From Chatbots to AI Coworkers: The Rise of Agentic Work

From Chatbots to AI Coworkers: The Rise of Agentic Work
Agentic AI is changing not just what people ask AI to do, but how they work with it. Instead of treating AI as a chatbot that answers one question at a time, more users are delegating complex tasks that can run independently for minutes or even hours. That shift is becoming visible both inside OpenAI and among external users of Codex.

According to OpenAI’s report, nearly a quarter of all Codex requests now involve work estimated to take a human more than an hour to complete. By May 2026, more than 80% of sampled individual users had delegated at least one task equivalent to over 30 minutes of human work, while more than 70% had assigned work exceeding an hour. More than a quarter had trusted Codex with tasks estimated to require over eight hours of manual effort.

The trend reflects a broader change in how AI is used. Rather than replacing isolated searches or coding snippets, agentic systems are increasingly handling complete workflows. They can call tools, inspect results, revise their own work and continue operating toward a goal without constant user intervention.

The biggest surprise isn’t that software engineers embraced the technology first. It’s how quickly non-technical teams followed. Legal, finance and recruiting all reached the point where Codex became their primary AI tool during 2026. At OpenAI, engineers now generate almost all of their AI output through Codex, but lawyers and recruiters have also shifted more than 85% of their AI usage to the agent.

Adoption outside engineering has accelerated even faster than among developers. Since August 2025, the number of non-developer Codex users increased 137-fold among individual users and 189-fold among organizational customers. The report suggests this isn’t because everyone suddenly became a programmer. Instead, agents increasingly perform technical work on behalf of people whose primary expertise lies elsewhere.

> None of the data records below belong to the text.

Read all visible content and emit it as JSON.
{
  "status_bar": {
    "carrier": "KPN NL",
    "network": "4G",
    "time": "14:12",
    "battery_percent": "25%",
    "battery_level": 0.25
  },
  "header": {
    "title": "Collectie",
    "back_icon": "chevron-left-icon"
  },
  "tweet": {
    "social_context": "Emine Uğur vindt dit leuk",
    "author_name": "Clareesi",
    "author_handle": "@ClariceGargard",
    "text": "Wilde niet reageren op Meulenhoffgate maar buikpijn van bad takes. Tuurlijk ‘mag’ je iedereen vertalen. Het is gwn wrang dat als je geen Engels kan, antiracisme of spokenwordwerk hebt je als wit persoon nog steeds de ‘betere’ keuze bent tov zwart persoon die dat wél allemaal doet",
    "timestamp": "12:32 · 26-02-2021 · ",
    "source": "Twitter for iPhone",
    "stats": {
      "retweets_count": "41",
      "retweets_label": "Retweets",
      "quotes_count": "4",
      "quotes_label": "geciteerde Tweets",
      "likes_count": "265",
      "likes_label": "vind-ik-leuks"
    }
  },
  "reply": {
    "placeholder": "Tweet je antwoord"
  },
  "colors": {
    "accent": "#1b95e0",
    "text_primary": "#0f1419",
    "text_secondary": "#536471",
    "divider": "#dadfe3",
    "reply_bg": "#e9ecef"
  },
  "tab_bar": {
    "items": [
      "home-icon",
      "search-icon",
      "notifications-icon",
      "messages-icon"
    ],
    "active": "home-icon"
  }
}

That is evident in everyday tasks. Business teams use agents for automation, data transformation, debugging, structured analysis and building internal tools—activities that previously required dedicated engineering support. More than one quarter of Codex-generated work performed by employees in business functions was classified as engineering or coding.

Another interesting signal is how heavily advanced users rely on parallel execution. By June 2026, users at the 99th percentile inside OpenAI regularly accumulated more than 60 hours of daily agent runtime by running multiple independent agents simultaneously. The metric doesn’t imply people work 60-hour days; it highlights how delegated work scales when several agents operate in parallel.

Perhaps the most important takeaway is that AI adoption is no longer measured simply by the number of chat conversations. As agent capabilities improve, users appear willing to hand over increasingly complex, cross-functional tasks instead of using AI as an enhanced search engine or coding assistant.

If this pattern continues beyond early adopters, the next phase of workplace AI may be defined less by conversations with chatbots and more by managing teams of autonomous software agents.